Um dos episódios mais conhecidos envolveu o empresário Thor Batista, filho de Eike Batista, que atropelou Wanderson Pereira dos Santos na Rio-Petrópolis, em 2012. O atropelamento causou a morte do ajudante de caminhão que passava de bicicleta pela pista sentido Rio, na descida da serra, e foi atingido pela Mercedes-Benz do empresário. Thor chegou a ser condenado pela 2ª Vara Criminal de Duque de Caxias, mas os advogados recorreram e reverteram a situação.
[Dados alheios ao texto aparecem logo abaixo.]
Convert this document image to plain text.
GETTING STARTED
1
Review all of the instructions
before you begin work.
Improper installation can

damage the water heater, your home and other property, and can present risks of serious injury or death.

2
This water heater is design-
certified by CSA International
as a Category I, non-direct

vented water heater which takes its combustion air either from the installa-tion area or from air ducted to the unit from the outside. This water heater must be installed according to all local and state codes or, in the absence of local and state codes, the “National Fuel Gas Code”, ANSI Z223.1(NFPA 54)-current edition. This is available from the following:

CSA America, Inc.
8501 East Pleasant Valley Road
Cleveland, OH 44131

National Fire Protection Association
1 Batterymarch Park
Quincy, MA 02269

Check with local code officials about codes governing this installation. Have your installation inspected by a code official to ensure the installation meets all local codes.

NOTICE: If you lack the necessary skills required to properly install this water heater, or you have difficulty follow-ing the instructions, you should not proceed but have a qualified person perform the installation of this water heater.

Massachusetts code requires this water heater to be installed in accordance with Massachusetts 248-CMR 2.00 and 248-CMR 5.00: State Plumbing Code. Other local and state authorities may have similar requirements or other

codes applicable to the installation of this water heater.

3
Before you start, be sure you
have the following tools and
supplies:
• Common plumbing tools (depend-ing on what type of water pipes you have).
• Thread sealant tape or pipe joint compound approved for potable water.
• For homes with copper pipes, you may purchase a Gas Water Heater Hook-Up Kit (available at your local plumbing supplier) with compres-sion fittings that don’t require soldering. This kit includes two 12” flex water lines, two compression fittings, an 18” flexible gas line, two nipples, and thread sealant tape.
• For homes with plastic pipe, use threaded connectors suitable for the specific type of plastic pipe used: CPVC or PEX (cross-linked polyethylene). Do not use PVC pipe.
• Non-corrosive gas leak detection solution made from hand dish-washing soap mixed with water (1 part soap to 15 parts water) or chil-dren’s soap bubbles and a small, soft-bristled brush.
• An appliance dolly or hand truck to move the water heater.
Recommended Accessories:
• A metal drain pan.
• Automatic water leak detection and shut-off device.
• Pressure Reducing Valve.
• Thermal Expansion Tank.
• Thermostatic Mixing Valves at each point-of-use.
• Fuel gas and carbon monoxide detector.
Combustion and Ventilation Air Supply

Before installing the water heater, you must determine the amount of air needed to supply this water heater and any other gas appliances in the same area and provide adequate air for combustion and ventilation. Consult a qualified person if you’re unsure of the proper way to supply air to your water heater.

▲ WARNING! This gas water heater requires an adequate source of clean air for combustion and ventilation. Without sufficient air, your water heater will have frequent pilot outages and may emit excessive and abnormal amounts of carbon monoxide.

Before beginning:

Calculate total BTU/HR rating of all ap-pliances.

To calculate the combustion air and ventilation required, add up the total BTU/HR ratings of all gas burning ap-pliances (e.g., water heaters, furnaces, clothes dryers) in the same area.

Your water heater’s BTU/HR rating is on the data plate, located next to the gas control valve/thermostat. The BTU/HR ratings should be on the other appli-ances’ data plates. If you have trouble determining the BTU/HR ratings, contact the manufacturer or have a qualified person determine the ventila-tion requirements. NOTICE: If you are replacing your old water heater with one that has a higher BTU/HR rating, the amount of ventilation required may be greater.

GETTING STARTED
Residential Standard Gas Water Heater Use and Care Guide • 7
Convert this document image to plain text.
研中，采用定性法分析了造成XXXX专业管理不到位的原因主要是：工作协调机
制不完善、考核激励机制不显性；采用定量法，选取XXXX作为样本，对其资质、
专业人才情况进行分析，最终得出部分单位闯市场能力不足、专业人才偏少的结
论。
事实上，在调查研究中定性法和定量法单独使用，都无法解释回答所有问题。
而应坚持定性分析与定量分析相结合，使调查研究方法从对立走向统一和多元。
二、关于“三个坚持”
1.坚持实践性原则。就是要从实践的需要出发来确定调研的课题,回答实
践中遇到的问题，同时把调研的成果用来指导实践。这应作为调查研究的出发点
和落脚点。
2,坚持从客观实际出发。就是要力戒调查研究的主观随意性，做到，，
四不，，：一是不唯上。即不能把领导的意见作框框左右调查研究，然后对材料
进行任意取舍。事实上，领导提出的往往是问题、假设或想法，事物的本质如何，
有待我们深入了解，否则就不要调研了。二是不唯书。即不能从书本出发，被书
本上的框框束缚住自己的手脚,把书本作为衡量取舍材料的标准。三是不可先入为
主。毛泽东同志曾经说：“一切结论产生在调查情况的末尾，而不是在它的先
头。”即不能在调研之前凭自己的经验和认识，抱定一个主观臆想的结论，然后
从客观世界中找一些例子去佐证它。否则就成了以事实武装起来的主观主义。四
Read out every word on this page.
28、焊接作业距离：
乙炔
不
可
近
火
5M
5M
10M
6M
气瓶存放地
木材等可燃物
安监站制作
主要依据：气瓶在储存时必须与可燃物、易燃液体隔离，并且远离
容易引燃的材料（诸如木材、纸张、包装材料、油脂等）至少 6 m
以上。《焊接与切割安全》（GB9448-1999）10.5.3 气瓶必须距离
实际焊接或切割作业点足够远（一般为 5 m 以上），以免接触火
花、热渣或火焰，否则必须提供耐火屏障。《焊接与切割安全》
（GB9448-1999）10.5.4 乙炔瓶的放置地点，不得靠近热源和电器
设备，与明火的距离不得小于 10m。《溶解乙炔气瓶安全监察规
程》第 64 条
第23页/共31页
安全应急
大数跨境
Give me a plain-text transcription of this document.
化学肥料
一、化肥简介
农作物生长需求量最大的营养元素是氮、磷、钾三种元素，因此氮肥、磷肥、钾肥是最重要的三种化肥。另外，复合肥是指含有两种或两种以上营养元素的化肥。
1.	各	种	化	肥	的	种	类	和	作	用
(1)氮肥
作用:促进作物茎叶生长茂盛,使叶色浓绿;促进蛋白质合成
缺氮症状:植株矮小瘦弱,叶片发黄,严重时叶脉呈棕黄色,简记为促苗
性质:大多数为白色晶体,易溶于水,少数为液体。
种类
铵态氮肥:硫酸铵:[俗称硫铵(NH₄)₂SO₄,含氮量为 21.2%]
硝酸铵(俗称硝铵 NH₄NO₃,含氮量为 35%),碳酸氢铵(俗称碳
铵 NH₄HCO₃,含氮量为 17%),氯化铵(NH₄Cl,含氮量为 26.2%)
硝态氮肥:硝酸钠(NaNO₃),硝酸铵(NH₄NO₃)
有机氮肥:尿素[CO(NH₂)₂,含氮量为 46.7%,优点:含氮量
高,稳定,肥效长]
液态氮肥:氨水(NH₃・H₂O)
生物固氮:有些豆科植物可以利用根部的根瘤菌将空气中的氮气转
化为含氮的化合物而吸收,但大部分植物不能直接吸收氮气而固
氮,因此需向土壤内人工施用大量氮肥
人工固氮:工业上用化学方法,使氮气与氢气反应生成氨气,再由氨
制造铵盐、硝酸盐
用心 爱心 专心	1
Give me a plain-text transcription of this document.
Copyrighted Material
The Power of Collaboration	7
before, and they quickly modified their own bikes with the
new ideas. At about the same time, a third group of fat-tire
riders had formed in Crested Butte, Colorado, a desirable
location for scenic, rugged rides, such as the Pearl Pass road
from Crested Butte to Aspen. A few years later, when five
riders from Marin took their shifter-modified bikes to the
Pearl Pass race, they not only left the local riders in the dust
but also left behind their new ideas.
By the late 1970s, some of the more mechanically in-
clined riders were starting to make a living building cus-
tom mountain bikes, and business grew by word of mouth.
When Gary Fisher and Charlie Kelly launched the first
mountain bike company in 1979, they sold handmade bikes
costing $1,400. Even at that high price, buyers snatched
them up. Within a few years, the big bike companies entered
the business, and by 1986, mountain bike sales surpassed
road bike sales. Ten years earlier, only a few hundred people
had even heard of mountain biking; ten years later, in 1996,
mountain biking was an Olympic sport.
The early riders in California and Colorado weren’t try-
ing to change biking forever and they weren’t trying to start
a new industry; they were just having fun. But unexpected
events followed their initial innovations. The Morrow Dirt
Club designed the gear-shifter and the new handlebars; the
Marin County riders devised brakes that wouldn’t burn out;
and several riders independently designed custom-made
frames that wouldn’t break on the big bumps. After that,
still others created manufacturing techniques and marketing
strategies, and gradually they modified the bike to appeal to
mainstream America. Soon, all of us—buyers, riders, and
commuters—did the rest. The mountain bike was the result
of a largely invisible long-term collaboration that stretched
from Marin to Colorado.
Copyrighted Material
Em dezembro de 2020, o jogador de futebol Márcio Almeida de Oliveira, conhecido como Marcinho, que jogou no Botafogo, atropelou o casal de professores Alexandre Silva de Lima e Maria Cristina José Soares. O acidente que causou a morte do casal aconteceu no Recreio, Zona Oeste do Rio de Janeiro. O jogador fugiu do local. Segundo a defesa de Marcinho, o casal teria atravessado fora da faixa de pedestres de forma repentina, provocando o acidente. No início de maio deste ano, a Justiça do Rio de Janeiro aceitou a denúncia de homicídio culposo do Ministério Público Estadual contra o jogador de futebol. Marcinho firmou em junho um acordo de R$ 200 mil aos quatro netos das vítimas, mas segue respondendo criminalmente pelo homicídio.
Também no Recreio, um ciclista foi atropelado e morto em janeiro deste ano. A vítima, Cláudio Leite da Silva, de 57 anos, era taxista aposentado e costumava pedalar diariamente pela via. O motorista João Maurício Correia Passos, capitão do Corpo de Bombeiros, fugiu do local. Segundo testemunhas, o motorista tinha bebido em um bar momentos antes do acidente, e antes do acidente chegou a bater em uma kombi, demonstrando sinais de consumo de álcool.
O caso mais recente ocorreu no dia 04 deste mês, quando Jonatas Davi dos Santos foi vítima de um atropelamento na Barra da Tijuca, Zona Oeste do Rio de Janeiro, causando sua morte. O entregador de aplicativo, de 30 anos, estava trabalhando de bicicleta quando foi atingido pelo carro do jogador de futebol Ramon Ramos Lima, lateral-esquerdo do Flamengo. O atleta prestou socorro à vítima que não resistiu até a chegada ao hospital. Em depoimento, Ramon alegou ter sido surpreendido pelo ciclista, que atravessou a pista repentinamente. O caso foi registrado como homicídio culposo, quando não tem a intenção de matar. A investigação segue em andamento.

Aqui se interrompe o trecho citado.